Basis ontologi klasifikasi ilmu Al-Farabi bermula dari proses penciptaan alam semesta yang mengambil bentuk emanasi atau Pancaran Ilahi.
Alam semesta yang tercipta sebagai hasil proses emanasi ini tersusun secara hierarkis, mulai dari Allah yang tertinggi, melewati wujud-wujud
immaterial murni di bawahnya, hingga wujud paling rendah dari bagian material alam semesta. Konsekwensinya, struktur pengetahuan dalam Islam bersifat hierarkis atau berjenjang.
Di pihak lain Filsafat Ilmu barat, yang berkiblat pada Filsafat Positivisme Comte, terbatas pada, atau hanya mengakui jenis ilmu _aqliyah_, tidak ada tempat bagi jenis ilmu _naqliyah_ dalam Filsafat Positivisme.
Melalui prinsip positivisme, Comte membangun dasar yang digunakan oleh akademisi hingga saat ini, yaitu penerapan metode ilmiah (observasi dan eksperimen) sebagai sarana dalam memperoleh kebenaran.

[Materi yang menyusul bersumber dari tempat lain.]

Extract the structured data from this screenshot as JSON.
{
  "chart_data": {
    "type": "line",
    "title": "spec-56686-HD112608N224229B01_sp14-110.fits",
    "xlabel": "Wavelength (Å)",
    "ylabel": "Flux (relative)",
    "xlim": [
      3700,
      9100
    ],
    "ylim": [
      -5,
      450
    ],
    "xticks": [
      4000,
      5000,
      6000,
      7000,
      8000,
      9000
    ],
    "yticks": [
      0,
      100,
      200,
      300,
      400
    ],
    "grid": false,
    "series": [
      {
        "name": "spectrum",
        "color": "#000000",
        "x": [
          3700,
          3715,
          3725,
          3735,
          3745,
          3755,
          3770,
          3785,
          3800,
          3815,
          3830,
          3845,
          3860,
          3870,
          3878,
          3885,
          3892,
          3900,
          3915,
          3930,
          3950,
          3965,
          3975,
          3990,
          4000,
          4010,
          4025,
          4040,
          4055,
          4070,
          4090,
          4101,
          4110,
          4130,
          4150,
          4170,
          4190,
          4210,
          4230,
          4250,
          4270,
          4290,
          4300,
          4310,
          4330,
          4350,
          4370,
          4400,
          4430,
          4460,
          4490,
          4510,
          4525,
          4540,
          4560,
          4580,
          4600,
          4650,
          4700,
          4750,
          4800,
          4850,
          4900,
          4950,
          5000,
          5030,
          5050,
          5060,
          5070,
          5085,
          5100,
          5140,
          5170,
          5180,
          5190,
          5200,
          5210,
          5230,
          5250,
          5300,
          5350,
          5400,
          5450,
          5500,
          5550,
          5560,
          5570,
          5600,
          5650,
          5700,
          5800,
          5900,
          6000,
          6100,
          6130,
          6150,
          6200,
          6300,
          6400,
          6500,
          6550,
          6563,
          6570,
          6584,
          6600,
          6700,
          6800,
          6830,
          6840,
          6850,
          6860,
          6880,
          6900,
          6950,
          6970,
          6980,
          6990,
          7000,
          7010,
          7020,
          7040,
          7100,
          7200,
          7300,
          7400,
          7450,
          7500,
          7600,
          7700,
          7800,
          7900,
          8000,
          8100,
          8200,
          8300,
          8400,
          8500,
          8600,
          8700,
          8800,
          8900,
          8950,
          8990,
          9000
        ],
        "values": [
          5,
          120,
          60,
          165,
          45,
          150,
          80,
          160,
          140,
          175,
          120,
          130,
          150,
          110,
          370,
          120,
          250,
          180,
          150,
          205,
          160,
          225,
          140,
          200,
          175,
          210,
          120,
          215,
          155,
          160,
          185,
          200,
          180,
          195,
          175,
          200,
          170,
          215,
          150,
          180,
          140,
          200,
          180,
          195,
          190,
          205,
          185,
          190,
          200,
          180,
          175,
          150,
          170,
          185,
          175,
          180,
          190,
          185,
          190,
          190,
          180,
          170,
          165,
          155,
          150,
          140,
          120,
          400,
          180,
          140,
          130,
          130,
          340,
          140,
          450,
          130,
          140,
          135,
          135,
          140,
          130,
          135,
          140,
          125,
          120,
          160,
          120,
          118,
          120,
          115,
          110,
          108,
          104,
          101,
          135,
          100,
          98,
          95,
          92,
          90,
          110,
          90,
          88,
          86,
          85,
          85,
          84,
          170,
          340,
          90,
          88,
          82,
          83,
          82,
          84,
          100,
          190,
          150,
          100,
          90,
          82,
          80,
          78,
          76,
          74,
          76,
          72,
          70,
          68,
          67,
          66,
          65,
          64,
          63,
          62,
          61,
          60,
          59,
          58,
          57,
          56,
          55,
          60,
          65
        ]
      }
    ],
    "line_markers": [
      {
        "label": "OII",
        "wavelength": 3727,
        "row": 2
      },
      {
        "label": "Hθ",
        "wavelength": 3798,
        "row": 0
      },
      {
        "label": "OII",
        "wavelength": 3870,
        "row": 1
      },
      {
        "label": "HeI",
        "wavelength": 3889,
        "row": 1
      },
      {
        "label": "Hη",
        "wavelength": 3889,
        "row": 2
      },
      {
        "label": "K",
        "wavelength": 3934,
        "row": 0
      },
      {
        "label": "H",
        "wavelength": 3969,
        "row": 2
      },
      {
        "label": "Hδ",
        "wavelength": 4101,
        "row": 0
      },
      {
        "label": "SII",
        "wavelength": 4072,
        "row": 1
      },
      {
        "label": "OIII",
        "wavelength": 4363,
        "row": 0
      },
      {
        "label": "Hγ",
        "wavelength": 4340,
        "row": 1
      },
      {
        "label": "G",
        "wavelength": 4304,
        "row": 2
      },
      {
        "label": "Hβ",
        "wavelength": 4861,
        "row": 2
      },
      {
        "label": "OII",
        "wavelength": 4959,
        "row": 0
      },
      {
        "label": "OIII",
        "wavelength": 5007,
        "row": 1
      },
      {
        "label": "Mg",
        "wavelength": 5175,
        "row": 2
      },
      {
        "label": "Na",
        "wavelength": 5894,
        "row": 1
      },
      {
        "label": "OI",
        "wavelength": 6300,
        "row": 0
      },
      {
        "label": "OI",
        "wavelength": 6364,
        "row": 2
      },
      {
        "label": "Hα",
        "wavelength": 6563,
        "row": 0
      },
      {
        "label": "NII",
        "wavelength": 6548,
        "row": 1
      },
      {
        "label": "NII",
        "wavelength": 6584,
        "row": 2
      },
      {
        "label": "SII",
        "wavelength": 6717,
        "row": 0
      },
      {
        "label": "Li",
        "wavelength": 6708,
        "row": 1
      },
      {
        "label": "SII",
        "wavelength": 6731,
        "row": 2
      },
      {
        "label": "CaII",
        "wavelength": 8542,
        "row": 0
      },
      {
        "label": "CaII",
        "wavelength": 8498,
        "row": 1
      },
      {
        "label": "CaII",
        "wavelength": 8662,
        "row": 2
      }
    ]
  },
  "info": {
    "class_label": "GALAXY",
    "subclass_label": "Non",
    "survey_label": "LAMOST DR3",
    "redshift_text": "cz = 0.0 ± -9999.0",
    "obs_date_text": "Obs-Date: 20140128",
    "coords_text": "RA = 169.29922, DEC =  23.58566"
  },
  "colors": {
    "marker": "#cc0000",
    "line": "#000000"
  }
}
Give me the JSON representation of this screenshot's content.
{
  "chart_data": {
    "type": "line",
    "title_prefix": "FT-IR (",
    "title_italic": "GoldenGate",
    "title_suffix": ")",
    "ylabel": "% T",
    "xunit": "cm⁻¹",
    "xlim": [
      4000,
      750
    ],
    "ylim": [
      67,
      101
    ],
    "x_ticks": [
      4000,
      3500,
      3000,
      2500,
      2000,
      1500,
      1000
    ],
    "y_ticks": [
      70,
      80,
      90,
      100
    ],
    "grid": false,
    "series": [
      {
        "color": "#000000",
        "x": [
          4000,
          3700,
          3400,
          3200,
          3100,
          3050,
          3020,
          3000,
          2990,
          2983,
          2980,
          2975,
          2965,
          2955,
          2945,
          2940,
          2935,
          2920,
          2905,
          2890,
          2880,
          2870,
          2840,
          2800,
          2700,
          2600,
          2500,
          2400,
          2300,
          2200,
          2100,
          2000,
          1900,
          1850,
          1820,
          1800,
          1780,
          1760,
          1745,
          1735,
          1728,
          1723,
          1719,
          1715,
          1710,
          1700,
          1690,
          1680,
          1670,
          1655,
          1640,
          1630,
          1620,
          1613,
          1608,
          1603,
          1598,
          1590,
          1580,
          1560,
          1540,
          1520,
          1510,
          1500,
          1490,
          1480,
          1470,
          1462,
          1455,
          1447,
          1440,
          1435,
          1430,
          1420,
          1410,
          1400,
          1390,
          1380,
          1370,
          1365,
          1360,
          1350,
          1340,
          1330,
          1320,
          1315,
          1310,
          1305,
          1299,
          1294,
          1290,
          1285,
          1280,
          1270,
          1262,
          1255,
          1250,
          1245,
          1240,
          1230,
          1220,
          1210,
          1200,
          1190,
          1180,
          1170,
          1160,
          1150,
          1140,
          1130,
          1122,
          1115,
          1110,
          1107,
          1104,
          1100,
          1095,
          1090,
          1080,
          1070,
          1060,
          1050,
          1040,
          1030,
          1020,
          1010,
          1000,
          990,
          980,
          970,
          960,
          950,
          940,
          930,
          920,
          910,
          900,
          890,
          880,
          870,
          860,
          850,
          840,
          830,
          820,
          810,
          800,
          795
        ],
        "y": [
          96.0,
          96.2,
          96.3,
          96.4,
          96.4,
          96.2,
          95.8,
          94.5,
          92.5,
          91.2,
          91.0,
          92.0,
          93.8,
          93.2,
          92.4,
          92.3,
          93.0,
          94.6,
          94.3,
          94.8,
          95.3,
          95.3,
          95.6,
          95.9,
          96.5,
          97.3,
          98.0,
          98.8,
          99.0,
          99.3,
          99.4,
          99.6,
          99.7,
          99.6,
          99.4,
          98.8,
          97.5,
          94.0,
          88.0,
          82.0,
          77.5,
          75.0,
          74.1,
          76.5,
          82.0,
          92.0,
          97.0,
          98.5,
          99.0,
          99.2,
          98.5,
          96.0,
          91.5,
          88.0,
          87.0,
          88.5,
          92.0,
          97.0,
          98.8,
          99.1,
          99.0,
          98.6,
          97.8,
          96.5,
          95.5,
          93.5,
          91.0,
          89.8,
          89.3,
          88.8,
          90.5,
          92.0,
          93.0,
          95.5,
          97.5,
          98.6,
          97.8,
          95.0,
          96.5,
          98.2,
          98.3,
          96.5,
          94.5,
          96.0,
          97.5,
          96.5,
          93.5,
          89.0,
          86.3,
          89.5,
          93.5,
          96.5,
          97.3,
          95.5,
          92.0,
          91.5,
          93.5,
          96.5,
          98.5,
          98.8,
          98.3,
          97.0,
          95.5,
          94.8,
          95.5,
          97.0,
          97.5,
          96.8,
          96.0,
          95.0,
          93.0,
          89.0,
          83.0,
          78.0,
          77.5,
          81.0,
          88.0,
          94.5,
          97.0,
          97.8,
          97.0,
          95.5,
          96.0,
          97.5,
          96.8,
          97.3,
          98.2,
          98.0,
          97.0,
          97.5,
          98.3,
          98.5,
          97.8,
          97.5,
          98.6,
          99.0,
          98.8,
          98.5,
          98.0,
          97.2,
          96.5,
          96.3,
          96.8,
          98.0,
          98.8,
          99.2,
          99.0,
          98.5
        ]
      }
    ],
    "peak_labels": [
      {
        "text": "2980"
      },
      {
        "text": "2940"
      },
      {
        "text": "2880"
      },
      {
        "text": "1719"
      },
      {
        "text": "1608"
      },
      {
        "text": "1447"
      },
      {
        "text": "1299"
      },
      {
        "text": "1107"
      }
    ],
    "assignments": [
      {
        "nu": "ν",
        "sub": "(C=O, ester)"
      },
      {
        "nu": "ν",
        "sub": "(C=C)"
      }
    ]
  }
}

Filsafat Positivisme didasarkan atas asumsi tentang hukum kemajuan kebudayaan masyarakat yang dibagi menjadi tiga zaman:
Pertama, zaman teologis, adalah zaman dimana masyarakatnya mempunyai kepercayaan magis, percaya pada roh, jimat serta agama, dunia bergerak menuju alam baka, menuju ke pemujaan terhadap nenek moyang, menuju ke sebuah dunia dimana orang mati mengatur orang hidup.
Kedua, zaman metafisika, yaitu masa dimana pemikiran manusia masih terbelenggu oleh konsep filosofis yang abstrak dan universal.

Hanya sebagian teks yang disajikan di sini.